The public and industry will watch how deft Universal proves at operations. In 2010, the crowds were so huge for the Wizarding World opening that “Harry Potter and the Endless Line” became the meme. “It’s like it was insanity,” a Bank of America Securities analyst, Jessica Reif Ehrlich, said in a Q&A with Woodbury at that 2023 conference.
To maximize revenue and avoid a replay, Universal requires Epic customers to buy a multiday ticket that grants entry to Epic on only one of the days. Jennifer McCormack, a vacation planner with MickeyTravels in Minnesota, says that die-hards aside, casual Universal customers tell her they will wait until next year when that one-day restriction presumably lifts.
Investment research firm MoffettNathanson last year forecast Epic could cost Disney as many as 1 million visitors over 2025 and 2026 while increasing Universal’s three-park total by more than 8 million.
Attempts to obtain an interview with Disney executives for this article were unsuccessful, but Disney has expressed no Epic concern. CFO Hugh Johnston in a January earnings call said early bookings for the summer were positive.
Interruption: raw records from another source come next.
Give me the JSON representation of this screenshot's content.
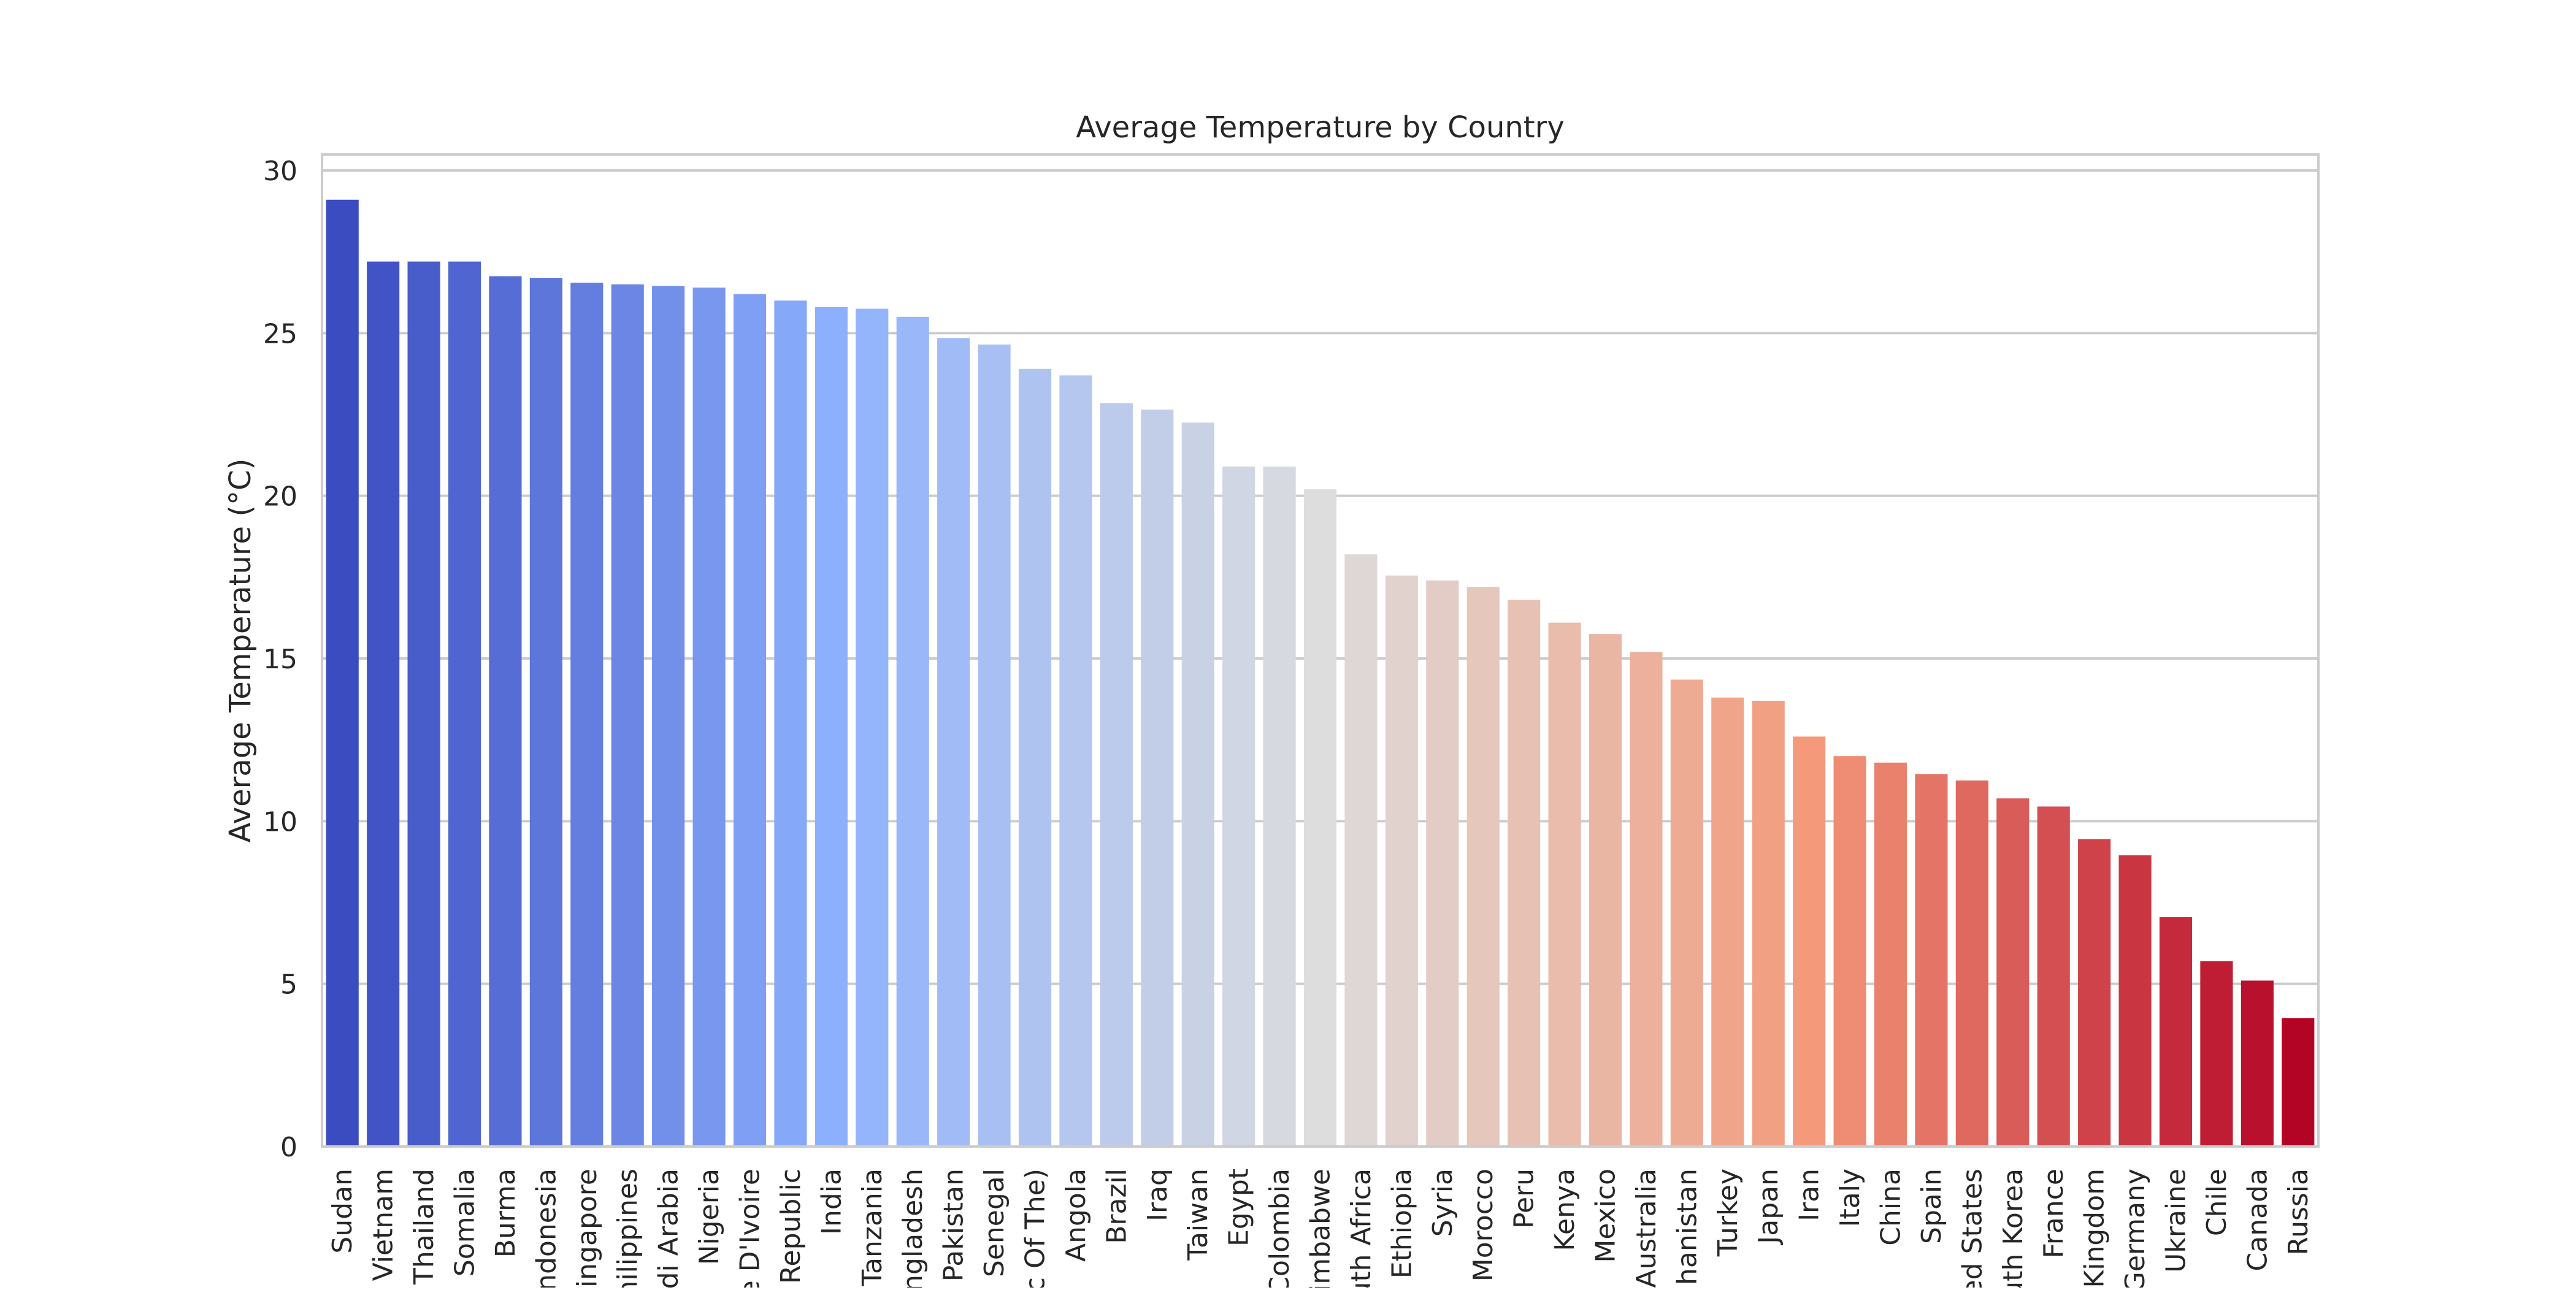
{
  "chart_data": {
    "type": "bar",
    "title": "Average Temperature by Country",
    "xlabel": "",
    "ylabel": "Average Temperature (°C)",
    "ylim": [
      0,
      30
    ],
    "yticks": [
      0,
      5,
      10,
      15,
      20,
      25,
      30
    ],
    "grid": "horizontal",
    "palette": "coolwarm",
    "categories": [
      "Sudan",
      "Vietnam",
      "Thailand",
      "Somalia",
      "Burma",
      "Indonesia",
      "Singapore",
      "Philippines",
      "Saudi Arabia",
      "Nigeria",
      "Cote D'Ivoire",
      "Central African Republic",
      "India",
      "Tanzania",
      "Bangladesh",
      "Pakistan",
      "Senegal",
      "Congo (Democratic Republic Of The)",
      "Angola",
      "Brazil",
      "Iraq",
      "Taiwan",
      "Egypt",
      "Colombia",
      "Zimbabwe",
      "South Africa",
      "Ethiopia",
      "Syria",
      "Morocco",
      "Peru",
      "Kenya",
      "Mexico",
      "Australia",
      "Afghanistan",
      "Turkey",
      "Japan",
      "Iran",
      "Italy",
      "China",
      "Spain",
      "United States",
      "South Korea",
      "France",
      "United Kingdom",
      "Germany",
      "Ukraine",
      "Chile",
      "Canada",
      "Russia"
    ],
    "tick_labels": [
      "Sudan",
      "Vietnam",
      "Thailand",
      "Somalia",
      "Burma",
      "ndonesia",
      "Singapore",
      "hilippines",
      "di Arabia",
      "Nigeria",
      "e D'Ivoire",
      "Republic",
      "India",
      "Tanzania",
      "ngladesh",
      "Pakistan",
      "Senegal",
      "c Of The)",
      "Angola",
      "Brazil",
      "Iraq",
      "Taiwan",
      "Egypt",
      "Colombia",
      "imbabwe",
      "uth Africa",
      "Ethiopia",
      "Syria",
      "Morocco",
      "Peru",
      "Kenya",
      "Mexico",
      "Australia",
      "ghanistan",
      "Turkey",
      "Japan",
      "Iran",
      "Italy",
      "China",
      "Spain",
      "ed States",
      "uth Korea",
      "France",
      "Kingdom",
      "Germany",
      "Ukraine",
      "Chile",
      "Canada",
      "Russia"
    ],
    "values": [
      29.1,
      27.2,
      27.2,
      27.2,
      26.75,
      26.7,
      26.55,
      26.5,
      26.45,
      26.4,
      26.2,
      26.0,
      25.8,
      25.75,
      25.5,
      24.85,
      24.65,
      23.9,
      23.7,
      22.85,
      22.65,
      22.25,
      20.9,
      20.9,
      20.2,
      18.2,
      17.55,
      17.4,
      17.2,
      16.8,
      16.1,
      15.75,
      15.2,
      14.35,
      13.8,
      13.7,
      12.6,
      12.0,
      11.8,
      11.45,
      11.25,
      10.7,
      10.45,
      9.45,
      8.95,
      7.05,
      5.7,
      5.1,
      3.95
    ]
  }
}
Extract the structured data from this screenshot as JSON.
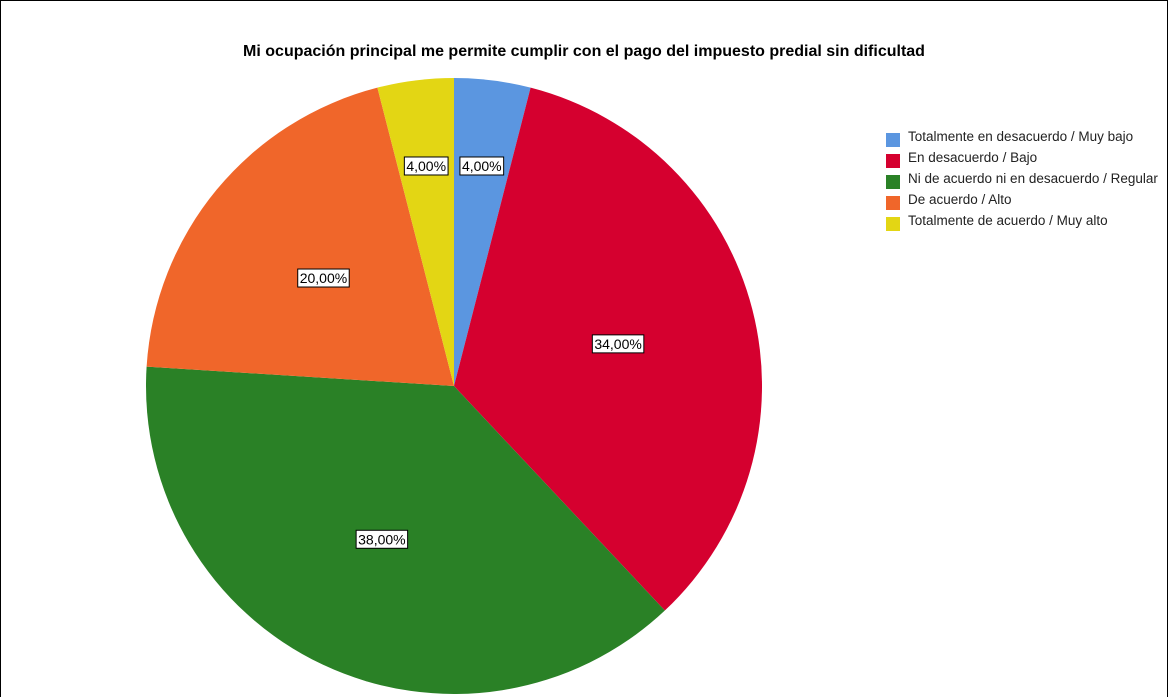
{
  "chart_data": {
    "type": "pie",
    "title": "Mi ocupación principal me permite cumplir con el pago del impuesto predial sin dificultad",
    "categories": [
      "Totalmente en desacuerdo / Muy bajo",
      "En desacuerdo / Bajo",
      "Ni de acuerdo ni en desacuerdo / Regular",
      "De acuerdo / Alto",
      "Totalmente de acuerdo / Muy alto"
    ],
    "values": [
      4,
      34,
      38,
      20,
      4
    ],
    "value_labels": [
      "4,00%",
      "34,00%",
      "38,00%",
      "20,00%",
      "4,00%"
    ],
    "colors": [
      "#5b96e0",
      "#d5002f",
      "#2a8126",
      "#f0662a",
      "#e3d614"
    ],
    "legend": "right"
  }
}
Disney expects “experiences” operating income to be up 6% to 8% this year, even modeling for Epic’s impact. “We also looked at the history of other attractions opening up and other parks opening up in Florida, and it’s generally been beneficial to us,” Johnston said.
Industry observers agree. “From the Disney competitive standpoint, I don’t see them getting any big, big chinks, as I’ve said, in their armor but it’s going to have an impact,” consultant Speigel says.
Says ThemeParkInsider editor Niles, “I can’t imagine Epic Universe in the long term is anything but good for Disney. It’s going to expand the market.”